A autora também refletiu sobre a heroicidade das mulheres negras na cultura brasileira, evocando referências da Grécia Antiga e relacionando-as à contemporaneidade. "Se você for pensar os povos africanos, com seus descendentes, as mulheres negras criam essa pátria brasileira também. Inclusive é muito falado da influência das culturas negras e da influência da 'mãe preta', inclusive no próprio português falado no Brasil", lembra.

"Então, essa pátria, ela tem uma mater que é muito negra, ela tem uma mater oriunda das culturas africanas e que se prolonga através do tempo. Não há como pensar na nação brasileira se você não pensar nos povos africanos e seus descendentes.

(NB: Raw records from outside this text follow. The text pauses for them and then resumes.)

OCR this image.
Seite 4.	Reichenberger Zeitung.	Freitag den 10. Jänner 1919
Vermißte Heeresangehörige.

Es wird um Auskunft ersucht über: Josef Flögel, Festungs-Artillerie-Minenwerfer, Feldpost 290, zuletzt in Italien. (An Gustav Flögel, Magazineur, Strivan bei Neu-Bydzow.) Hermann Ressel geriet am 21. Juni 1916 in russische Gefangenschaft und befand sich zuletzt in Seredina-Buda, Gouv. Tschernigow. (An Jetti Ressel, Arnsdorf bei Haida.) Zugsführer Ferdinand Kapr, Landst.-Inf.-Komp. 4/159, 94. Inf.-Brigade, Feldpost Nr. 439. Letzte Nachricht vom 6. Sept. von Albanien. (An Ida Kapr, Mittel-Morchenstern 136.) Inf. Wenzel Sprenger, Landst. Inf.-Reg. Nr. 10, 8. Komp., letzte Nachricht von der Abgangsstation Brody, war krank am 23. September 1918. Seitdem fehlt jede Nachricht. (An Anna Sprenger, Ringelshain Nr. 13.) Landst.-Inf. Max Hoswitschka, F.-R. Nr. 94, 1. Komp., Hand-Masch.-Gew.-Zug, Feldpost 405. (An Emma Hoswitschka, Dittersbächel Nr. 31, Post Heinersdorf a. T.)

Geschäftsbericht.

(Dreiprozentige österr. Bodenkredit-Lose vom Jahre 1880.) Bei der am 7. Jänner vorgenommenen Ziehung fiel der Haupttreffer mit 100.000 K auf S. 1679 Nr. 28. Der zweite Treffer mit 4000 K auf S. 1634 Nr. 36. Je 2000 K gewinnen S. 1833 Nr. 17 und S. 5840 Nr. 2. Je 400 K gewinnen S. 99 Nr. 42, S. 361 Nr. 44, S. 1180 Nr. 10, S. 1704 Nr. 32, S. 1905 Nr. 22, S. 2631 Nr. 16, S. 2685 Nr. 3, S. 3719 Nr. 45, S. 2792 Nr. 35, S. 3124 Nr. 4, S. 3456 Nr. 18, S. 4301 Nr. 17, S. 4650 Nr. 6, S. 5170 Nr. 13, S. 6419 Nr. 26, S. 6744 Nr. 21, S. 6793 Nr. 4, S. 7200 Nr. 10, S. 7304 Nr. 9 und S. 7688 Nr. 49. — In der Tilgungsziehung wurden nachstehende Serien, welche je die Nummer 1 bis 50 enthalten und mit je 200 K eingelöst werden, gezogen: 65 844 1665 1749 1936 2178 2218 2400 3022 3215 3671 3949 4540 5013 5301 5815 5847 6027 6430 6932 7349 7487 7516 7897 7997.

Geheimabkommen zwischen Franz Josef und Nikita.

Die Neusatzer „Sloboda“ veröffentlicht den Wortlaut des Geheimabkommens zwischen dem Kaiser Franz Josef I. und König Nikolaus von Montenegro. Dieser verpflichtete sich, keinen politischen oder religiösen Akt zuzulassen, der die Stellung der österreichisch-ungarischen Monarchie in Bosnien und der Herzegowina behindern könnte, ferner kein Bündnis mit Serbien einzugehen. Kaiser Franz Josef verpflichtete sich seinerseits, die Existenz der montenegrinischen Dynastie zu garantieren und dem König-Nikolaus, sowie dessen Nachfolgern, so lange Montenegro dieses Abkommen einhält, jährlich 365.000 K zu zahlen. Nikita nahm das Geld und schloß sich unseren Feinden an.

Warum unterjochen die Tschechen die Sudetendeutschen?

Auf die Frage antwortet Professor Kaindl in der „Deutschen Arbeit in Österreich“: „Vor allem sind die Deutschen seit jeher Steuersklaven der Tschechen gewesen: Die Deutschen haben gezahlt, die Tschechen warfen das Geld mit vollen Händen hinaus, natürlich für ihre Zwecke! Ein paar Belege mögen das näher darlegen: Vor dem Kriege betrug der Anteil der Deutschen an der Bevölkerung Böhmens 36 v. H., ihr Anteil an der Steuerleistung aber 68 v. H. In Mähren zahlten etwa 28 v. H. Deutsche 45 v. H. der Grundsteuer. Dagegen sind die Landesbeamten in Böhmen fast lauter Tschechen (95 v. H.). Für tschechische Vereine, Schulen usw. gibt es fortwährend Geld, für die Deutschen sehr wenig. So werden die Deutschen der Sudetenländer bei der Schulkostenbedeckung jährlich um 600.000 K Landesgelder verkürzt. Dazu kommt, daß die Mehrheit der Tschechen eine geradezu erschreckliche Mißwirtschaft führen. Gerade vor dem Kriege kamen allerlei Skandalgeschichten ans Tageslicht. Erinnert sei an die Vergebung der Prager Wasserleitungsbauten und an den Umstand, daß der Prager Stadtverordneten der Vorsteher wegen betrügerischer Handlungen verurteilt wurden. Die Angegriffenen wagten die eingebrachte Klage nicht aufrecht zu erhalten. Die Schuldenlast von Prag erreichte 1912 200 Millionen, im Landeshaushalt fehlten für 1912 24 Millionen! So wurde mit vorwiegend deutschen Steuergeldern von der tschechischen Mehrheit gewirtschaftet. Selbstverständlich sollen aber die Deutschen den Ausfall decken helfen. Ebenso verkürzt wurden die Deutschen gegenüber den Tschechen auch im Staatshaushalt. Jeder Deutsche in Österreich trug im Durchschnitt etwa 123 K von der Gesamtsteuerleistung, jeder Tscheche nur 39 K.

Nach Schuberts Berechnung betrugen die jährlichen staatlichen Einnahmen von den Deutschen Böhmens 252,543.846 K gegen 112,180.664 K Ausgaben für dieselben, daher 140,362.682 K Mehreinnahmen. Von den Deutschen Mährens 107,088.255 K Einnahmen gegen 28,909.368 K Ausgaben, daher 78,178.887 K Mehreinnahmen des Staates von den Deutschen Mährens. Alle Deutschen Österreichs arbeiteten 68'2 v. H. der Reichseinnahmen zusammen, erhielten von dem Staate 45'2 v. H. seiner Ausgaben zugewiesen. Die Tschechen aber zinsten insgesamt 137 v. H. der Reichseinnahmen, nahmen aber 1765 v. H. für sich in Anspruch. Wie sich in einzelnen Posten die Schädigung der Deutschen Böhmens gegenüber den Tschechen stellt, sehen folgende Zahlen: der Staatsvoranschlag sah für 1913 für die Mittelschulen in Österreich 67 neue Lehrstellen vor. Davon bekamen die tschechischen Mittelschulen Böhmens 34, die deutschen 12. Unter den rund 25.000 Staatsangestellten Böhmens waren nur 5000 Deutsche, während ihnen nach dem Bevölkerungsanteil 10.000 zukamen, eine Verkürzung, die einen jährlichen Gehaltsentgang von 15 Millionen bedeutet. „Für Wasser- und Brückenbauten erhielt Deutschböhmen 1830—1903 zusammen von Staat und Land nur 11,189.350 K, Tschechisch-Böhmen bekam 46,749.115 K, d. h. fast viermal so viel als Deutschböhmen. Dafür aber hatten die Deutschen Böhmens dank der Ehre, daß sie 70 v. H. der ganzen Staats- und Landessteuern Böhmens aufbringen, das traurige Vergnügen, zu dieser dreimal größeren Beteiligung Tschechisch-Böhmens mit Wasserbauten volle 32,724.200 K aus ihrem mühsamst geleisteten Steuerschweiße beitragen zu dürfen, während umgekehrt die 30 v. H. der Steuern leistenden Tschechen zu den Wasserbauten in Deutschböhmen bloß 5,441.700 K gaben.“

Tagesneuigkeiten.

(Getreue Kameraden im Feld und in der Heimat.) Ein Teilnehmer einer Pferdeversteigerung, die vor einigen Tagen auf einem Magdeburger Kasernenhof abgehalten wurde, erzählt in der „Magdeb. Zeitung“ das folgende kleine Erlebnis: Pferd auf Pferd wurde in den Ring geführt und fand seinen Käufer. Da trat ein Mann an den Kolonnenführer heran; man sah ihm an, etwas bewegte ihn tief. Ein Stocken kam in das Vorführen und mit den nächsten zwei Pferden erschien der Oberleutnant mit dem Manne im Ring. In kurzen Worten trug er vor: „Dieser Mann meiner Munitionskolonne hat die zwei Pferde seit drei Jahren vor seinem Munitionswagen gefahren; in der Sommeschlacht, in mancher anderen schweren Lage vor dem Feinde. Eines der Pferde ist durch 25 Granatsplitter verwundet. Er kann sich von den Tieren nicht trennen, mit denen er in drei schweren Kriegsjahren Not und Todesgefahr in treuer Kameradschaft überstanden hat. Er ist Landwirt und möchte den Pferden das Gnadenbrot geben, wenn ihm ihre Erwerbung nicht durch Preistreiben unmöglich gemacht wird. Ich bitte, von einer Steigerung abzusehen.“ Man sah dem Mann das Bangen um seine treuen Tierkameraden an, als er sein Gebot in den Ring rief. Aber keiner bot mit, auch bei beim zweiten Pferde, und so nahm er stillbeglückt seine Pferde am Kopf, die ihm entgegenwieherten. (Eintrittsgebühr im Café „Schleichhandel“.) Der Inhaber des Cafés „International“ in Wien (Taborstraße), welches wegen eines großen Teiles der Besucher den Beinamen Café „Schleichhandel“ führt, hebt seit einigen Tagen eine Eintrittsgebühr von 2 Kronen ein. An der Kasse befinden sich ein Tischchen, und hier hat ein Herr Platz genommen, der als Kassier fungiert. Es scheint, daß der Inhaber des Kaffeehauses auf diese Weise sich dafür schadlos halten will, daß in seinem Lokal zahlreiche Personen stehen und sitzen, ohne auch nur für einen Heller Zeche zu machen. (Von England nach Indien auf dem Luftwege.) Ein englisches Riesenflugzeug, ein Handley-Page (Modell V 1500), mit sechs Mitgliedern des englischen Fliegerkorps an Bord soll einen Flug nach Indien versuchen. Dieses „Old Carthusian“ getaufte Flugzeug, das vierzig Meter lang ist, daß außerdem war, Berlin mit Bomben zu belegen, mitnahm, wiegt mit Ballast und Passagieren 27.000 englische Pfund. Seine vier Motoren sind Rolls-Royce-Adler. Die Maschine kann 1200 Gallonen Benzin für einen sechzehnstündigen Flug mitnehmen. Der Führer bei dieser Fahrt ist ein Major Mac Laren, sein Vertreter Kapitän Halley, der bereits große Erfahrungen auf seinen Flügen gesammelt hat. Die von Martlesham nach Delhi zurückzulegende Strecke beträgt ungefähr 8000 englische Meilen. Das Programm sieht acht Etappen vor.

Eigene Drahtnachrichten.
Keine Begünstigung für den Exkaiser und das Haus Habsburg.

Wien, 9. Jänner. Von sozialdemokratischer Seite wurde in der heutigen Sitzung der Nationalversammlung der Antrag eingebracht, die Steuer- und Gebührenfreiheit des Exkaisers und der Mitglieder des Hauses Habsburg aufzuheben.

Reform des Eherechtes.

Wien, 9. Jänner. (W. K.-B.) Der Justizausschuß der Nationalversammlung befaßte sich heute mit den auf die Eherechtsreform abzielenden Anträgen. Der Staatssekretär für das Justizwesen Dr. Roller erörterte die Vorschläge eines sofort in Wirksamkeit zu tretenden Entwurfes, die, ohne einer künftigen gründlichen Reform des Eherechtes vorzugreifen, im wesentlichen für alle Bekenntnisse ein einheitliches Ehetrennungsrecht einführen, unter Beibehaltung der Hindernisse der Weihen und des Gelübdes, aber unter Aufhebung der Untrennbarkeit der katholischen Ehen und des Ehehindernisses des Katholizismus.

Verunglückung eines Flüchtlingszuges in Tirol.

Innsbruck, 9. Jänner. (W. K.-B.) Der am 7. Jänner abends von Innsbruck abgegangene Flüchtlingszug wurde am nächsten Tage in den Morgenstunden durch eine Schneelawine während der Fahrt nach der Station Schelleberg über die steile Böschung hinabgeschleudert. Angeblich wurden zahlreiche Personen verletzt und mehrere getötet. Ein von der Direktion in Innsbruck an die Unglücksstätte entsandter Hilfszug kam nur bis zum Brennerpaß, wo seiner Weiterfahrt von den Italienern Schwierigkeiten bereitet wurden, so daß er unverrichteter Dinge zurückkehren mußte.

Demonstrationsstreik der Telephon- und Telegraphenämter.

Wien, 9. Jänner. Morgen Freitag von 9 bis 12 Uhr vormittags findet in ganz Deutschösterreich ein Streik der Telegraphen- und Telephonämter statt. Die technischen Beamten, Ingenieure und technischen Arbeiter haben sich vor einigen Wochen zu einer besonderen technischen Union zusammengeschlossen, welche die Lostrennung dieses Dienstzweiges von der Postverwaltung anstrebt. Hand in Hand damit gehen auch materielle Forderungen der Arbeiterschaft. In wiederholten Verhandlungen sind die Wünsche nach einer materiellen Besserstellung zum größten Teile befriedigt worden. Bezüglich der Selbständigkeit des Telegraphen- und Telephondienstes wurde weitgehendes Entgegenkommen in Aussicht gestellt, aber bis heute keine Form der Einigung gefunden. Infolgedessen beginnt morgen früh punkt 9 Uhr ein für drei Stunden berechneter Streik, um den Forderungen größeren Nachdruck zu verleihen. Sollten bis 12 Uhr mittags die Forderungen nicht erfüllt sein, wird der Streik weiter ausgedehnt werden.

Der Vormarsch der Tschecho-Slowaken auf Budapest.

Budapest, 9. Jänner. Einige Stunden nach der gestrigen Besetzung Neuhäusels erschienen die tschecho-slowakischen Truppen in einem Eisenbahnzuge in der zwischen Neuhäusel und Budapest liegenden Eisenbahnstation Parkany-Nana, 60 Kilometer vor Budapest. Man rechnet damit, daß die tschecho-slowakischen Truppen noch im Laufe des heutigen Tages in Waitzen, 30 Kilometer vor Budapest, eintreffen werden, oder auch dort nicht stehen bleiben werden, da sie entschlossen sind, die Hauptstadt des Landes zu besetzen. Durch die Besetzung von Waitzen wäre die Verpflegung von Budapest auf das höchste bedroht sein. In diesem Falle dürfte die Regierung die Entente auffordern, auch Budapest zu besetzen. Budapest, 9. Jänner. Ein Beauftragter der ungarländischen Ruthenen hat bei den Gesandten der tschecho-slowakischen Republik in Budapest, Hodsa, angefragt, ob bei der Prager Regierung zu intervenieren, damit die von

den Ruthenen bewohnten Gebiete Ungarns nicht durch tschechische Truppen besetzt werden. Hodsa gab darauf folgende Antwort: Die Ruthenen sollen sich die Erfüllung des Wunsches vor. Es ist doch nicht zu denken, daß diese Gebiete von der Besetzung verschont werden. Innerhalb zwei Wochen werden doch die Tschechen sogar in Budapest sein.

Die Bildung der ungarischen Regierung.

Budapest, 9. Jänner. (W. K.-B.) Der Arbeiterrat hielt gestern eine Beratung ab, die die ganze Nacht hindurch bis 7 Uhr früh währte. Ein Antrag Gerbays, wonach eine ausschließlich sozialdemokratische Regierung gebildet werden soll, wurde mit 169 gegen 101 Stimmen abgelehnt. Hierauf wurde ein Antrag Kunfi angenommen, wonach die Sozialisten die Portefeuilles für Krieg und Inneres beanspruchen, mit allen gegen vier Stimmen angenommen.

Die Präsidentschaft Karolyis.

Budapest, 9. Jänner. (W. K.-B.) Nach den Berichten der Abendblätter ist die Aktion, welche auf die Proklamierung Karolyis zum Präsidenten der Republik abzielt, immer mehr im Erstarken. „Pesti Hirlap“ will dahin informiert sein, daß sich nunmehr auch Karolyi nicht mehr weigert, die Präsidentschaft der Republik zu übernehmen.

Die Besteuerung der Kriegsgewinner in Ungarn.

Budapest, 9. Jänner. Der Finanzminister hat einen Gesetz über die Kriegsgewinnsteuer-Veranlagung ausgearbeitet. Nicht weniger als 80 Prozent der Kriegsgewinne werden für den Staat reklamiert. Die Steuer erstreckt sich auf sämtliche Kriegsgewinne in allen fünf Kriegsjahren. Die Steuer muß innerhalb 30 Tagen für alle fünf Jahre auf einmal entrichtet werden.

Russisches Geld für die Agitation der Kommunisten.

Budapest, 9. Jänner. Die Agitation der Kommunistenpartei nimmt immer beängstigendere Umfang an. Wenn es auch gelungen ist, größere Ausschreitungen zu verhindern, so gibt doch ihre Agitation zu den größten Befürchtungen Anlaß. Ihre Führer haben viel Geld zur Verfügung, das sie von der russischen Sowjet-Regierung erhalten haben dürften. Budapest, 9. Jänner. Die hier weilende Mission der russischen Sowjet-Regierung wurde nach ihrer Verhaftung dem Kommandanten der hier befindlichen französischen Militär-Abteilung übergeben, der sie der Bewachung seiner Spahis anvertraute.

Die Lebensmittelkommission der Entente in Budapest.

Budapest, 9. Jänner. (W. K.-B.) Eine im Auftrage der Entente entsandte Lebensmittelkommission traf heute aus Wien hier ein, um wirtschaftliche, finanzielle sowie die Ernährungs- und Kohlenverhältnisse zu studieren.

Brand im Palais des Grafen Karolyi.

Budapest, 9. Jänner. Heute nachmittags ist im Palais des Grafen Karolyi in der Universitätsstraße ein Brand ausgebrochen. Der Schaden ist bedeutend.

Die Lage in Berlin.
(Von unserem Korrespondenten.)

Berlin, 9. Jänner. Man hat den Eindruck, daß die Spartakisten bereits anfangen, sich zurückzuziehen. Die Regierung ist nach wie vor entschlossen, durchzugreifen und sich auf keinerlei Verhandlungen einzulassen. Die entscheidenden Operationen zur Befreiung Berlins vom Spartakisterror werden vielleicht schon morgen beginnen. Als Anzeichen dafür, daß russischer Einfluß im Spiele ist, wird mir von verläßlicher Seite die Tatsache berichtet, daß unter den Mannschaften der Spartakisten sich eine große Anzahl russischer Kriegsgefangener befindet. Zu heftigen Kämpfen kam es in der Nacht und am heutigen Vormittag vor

Por isso a nossa relação também com a diáspora, sem esquecer o trabalho das mulheres negras desde a escravização até hoje", reflete.

"Aquilombamento"

Presente em todos os dias da programação e em contato direto com jovens escritores e escritoras, Evaristo deixou uma mensagem às novas gerações, especialmente às mulheres negras das periferias. "A mensagem que eu deixaria primeiro é pensar a literatura como direito, como direito cidadão. Tem um texto muito interessante, de Antônio Cândido [intelectual fundamental e referência para se entender a literatura brasileira], que se chama 'O direito à literatura'. É pensar a literatura como direito, é pensar a leitura como direito, é pensar a escrita como direito. E cada vez mais também se conectar um com o outro para a gente perceber o aspecto coletivo das nossas histórias, sem anular a nossa individualidade. Então, que [essas novas gerações] formem grupos, que se aquilombem também em torno da literatura", conclui.